Who would have thought, following that 4-11-1 NFL season that the Philadelphia Eagles floundered through in 2020, that there would be arguments a little over 12 months later supporting theories in regards to the vice president/general manager, Howie Roseman, staying on for another season? Things change in the NFL rather quickly, don’t they?
In all honesty, as much as it’s hard to admit it, firing a G.M. that’s largely responsible for crafting a roster that battled its way into a Wild Card spot seems like bad optics. Howie’s earned a reprieve, for now anyway, but the criticism that often falls on this guy’s shoulders is warranted.
He does deserve a lot of credit though. He won the Carson Wentz trade. Drafting Jalen Hurts, though we all thought the move was bone-headed at the time, turned out to be a wise decision. It’s just hard to give him credit for it because, 32 picks earlier, he drafted Jalen Reagor over Justin Jefferson in Round 1.
We’ll throw him a bone for now though. The Eagles, a team that was supposed to be in a rebuilding year, are in the playoffs. They’re also in good shape for the coming offseason.
The Eagles are currently a top-ten NFL team in terms of cap space for 2022.
Perhaps the most encouraging thing about this Eagles team is this. They’ve taken a huge step in Nick Sirianni’s first season, and they stand to get better.
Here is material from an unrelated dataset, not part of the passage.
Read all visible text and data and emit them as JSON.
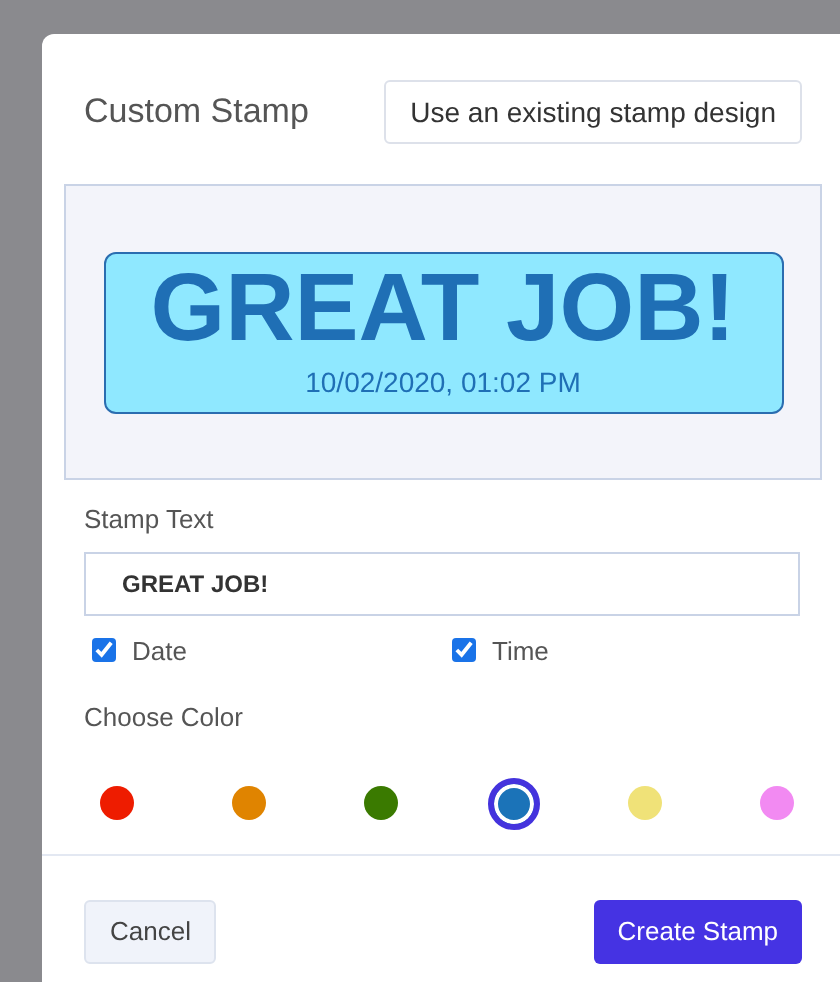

They have 11 draft choices in the coming draft, and for the first time in a long time, they’re in one of the league’s best positions in terms of cap space.
Both Philly and the Kansas City Chiefs sit outside of the NFL’s top five teams with a little over $14 million in spending money, and that number could increase as we near March.
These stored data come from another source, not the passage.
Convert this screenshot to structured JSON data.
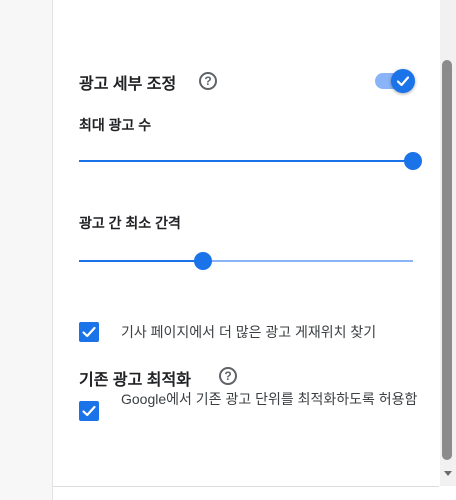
{
  "ad_settings": {
    "title": "광고 세부 조정",
    "toggle_on": true,
    "max_ads_label": "최대 광고 수",
    "max_ads_level": 1.0,
    "min_spacing_label": "광고 간 최소 간격",
    "min_spacing_level": 0.37,
    "find_placements_label": "기사 페이지에서 더 많은 광고 게재위치 찾기",
    "find_placements_checked": true
  },
  "existing_ads": {
    "title": "기존 광고 최적화",
    "optimize_label": "Google에서 기존 광고 단위를 최적화하도록 허용함",
    "optimize_checked": true
  },
  "colors": {
    "accent": "#1a73e8",
    "accent_light": "#8ab4f8"
  }
}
That’s encouraging, but admittedly, there are reasons for concern. It’s Howie Roseman that will sign players. It’s Howie that will have the final say o who the Eagles take with those draft picks.
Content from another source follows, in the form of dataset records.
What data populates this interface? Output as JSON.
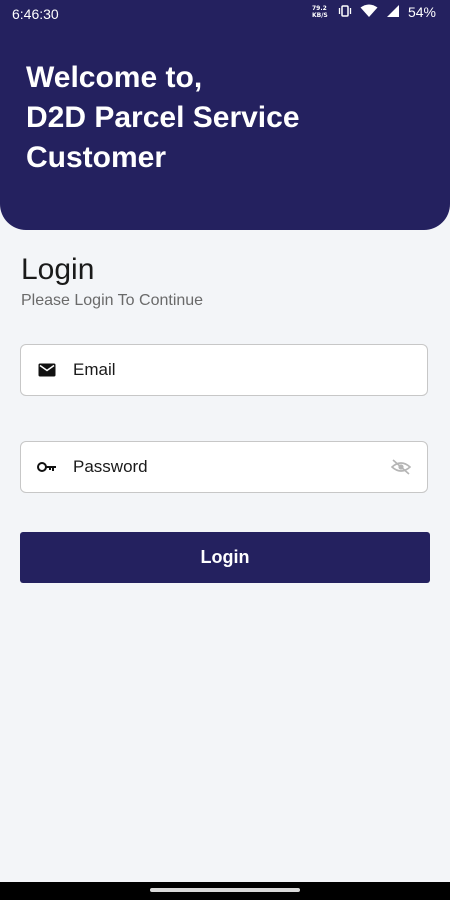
{
  "status_bar": {
    "time": "6:46:30",
    "battery": "54%",
    "network_label": "?",
    "icons": [
      "network-speed-icon",
      "vibrate-icon",
      "wifi-icon",
      "signal-icon",
      "battery-icon"
    ]
  },
  "header": {
    "welcome_line1": "Welcome to,",
    "welcome_line2": "D2D Parcel Service",
    "welcome_line3": "Customer",
    "background_color": "#24215f"
  },
  "login": {
    "title": "Login",
    "subtitle": "Please Login To Continue"
  },
  "email_field": {
    "placeholder": "Email",
    "value": "",
    "icon": "mail-icon"
  },
  "password_field": {
    "placeholder": "Password",
    "value": "",
    "icon": "key-icon",
    "toggle_icon": "eye-off-icon"
  },
  "login_button": {
    "label": "Login",
    "color": "#24215f"
  }
}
Howie’s clear of those fiery darts now, but that could change in a hurry depending on how the offseason goes.
After all, how well he’s doing or how far he’s falling short of being a competent G.M. is measured on two things: how he manages the team’s salary cap and how well his draft classes perform. Frankly, Roseman has never been able to prove that he does either job with consistent or sustained efficiency.